Part of Advances in Neural Information Processing Systems 37 (NeurIPS 2024) Main Conference Track

Bibtex Paper

Authors

Yura Perugachi Diaz, Arwin Gansekoele, Sandjai Bhulai

Abstract

Neural image compression has made a great deal of progress. State-of-the-art models are based on variational autoencoders and are outperforming classical models. Neural compression models learn to encode an image into a quantized latent representation that can be efficiently sent to the decoder, which decodes the quantized latent into a reconstructed image. While these models have proven successful in practice, they lead to sub-optimal results due to imperfect optimization and limitations in the encoder and decoder capacity. Recent work shows how to use stochastic Gumbel annealing (SGA) to refine the latents of pre-trained neural image compression models.
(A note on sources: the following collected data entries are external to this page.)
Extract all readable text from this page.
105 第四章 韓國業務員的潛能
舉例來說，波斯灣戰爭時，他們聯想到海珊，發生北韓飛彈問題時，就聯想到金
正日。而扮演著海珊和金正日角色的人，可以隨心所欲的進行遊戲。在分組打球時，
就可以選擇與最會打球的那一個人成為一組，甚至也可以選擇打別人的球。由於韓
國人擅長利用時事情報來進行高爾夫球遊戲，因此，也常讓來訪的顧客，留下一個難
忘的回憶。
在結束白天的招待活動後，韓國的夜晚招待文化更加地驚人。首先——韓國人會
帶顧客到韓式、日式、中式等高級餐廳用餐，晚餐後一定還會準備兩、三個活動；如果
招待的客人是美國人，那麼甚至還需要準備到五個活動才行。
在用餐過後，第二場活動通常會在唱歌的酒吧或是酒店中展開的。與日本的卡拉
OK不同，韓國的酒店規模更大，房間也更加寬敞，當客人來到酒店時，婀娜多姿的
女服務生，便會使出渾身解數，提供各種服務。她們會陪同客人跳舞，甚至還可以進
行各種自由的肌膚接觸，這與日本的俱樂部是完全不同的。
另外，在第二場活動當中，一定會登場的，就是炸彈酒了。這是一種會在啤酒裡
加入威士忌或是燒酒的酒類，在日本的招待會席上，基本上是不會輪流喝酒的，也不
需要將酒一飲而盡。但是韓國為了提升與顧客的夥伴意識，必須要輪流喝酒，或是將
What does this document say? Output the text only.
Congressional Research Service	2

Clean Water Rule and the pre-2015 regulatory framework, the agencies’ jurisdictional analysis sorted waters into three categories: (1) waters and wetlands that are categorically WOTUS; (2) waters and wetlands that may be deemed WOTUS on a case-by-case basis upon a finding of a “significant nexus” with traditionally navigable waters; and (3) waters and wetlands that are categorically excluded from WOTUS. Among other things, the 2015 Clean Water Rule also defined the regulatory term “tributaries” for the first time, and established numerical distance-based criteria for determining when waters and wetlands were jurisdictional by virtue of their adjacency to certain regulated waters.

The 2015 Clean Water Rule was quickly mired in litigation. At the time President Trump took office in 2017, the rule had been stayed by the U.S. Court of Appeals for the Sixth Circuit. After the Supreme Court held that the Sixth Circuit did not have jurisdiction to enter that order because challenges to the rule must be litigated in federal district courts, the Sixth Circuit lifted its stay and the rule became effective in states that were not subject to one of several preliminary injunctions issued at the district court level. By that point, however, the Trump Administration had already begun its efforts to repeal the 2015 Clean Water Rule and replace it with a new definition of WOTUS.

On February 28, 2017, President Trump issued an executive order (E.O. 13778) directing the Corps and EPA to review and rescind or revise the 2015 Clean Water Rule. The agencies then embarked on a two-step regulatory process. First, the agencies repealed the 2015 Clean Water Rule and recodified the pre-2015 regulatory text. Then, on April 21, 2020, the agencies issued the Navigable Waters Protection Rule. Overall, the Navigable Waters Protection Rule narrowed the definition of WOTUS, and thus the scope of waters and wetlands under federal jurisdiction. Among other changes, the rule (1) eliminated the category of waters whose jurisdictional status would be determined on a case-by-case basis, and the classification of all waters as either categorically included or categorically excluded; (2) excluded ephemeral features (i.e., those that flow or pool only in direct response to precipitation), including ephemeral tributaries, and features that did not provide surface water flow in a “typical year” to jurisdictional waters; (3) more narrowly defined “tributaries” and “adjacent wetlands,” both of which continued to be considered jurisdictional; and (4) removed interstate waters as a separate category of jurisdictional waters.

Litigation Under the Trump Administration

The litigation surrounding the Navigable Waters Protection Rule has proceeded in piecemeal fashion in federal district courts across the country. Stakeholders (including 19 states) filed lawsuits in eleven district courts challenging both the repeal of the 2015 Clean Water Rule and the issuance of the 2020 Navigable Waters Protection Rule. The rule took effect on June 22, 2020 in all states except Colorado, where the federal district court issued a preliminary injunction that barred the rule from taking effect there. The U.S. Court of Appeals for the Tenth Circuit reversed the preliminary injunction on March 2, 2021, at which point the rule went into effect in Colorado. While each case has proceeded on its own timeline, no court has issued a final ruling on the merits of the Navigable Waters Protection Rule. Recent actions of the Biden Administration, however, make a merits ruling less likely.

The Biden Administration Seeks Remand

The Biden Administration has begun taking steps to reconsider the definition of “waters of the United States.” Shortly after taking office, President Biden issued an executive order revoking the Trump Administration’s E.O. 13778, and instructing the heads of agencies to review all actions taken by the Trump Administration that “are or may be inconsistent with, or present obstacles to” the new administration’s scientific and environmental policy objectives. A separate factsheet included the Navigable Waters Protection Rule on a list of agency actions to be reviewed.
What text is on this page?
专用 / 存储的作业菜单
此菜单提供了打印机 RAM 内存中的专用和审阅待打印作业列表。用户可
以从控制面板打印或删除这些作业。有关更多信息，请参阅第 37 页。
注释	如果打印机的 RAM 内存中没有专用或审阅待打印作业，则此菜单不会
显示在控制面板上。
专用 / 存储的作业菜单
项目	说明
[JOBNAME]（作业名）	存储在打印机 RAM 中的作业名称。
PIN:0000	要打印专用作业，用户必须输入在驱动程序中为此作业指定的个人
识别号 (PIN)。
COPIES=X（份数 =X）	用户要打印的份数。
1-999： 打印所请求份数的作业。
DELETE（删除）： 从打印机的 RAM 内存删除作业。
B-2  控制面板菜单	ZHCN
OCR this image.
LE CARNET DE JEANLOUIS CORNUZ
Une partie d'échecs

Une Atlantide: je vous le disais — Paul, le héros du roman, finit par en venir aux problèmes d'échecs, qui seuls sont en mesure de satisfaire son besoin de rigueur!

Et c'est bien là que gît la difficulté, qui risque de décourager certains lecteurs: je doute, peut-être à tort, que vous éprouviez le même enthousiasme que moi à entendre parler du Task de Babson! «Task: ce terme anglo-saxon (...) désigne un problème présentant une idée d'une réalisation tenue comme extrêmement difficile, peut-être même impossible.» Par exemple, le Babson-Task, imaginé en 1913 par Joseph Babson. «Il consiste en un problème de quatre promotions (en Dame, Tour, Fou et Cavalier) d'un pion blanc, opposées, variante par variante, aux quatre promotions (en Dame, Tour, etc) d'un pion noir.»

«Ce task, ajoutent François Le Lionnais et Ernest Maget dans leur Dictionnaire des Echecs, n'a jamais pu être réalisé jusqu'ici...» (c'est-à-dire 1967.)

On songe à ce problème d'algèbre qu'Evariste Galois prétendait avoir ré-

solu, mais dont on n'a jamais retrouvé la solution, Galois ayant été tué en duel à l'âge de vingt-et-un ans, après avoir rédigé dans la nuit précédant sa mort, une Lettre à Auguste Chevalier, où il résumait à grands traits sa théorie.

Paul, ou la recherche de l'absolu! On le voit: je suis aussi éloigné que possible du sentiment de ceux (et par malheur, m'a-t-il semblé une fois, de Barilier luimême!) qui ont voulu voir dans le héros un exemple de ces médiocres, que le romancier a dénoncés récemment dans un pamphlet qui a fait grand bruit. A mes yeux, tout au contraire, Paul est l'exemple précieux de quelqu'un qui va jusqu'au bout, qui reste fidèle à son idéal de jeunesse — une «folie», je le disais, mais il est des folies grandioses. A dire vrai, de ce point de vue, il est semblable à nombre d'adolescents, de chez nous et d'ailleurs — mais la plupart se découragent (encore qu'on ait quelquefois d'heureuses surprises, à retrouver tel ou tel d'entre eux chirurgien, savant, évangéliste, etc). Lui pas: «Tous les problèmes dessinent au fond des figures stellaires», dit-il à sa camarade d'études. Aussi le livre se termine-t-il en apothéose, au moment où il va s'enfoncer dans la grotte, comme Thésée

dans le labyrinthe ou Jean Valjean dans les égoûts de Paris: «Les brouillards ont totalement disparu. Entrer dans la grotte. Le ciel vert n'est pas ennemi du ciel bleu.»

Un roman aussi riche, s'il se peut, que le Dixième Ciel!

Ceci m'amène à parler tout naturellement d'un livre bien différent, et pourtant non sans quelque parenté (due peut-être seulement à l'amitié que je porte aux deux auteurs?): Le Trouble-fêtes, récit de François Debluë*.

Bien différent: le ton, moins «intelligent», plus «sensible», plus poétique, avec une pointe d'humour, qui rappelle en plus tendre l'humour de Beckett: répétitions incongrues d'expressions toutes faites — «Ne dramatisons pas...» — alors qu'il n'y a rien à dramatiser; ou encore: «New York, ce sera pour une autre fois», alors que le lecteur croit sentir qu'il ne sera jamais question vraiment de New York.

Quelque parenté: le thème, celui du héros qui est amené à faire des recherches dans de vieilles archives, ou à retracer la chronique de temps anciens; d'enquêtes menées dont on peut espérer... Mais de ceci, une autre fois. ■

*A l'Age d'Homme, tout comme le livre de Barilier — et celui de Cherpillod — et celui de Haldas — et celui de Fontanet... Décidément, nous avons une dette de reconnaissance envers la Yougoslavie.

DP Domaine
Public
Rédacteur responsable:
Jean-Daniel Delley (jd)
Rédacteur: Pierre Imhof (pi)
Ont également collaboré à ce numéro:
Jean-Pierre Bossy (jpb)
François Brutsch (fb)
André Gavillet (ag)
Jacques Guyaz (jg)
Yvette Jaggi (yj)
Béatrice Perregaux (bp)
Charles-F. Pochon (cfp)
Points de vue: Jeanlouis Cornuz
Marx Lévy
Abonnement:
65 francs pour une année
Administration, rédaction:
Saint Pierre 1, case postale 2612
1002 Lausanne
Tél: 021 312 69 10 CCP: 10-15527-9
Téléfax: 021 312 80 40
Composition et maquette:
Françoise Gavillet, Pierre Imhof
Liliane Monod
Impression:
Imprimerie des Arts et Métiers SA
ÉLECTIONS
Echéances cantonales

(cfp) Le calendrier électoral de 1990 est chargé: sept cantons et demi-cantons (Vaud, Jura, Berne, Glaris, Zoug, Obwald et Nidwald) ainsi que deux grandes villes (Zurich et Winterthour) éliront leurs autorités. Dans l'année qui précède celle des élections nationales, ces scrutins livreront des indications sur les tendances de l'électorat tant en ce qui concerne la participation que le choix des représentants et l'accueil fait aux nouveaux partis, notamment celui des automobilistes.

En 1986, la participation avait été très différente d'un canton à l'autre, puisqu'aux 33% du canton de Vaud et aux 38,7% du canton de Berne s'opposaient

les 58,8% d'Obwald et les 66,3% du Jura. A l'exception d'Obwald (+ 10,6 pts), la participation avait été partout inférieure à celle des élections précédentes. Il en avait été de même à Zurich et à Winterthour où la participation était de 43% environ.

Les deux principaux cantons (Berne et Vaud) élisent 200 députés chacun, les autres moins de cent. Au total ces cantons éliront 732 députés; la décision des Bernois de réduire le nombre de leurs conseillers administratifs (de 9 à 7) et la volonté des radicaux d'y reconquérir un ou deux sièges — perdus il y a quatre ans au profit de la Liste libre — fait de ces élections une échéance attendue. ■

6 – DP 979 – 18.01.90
We extend this idea by introducing SGA+, which contains three different methods that build upon SGA.We show how our method improves the overall compression performance in terms of the R-D trade-off, compared to its predecessors. Additionally, we show how refinement of the latents with our best-performing method improves the compression performance on both the Tecnick and CLIC dataset. Our method is deployed for a pre-trained hyperprior and for a more flexible model.Further, we give a detailed analysis of our proposed methods and show that they are less sensitive to hyperparameter choices. Finally, we show how each method can be extended to three- instead of two-class rounding.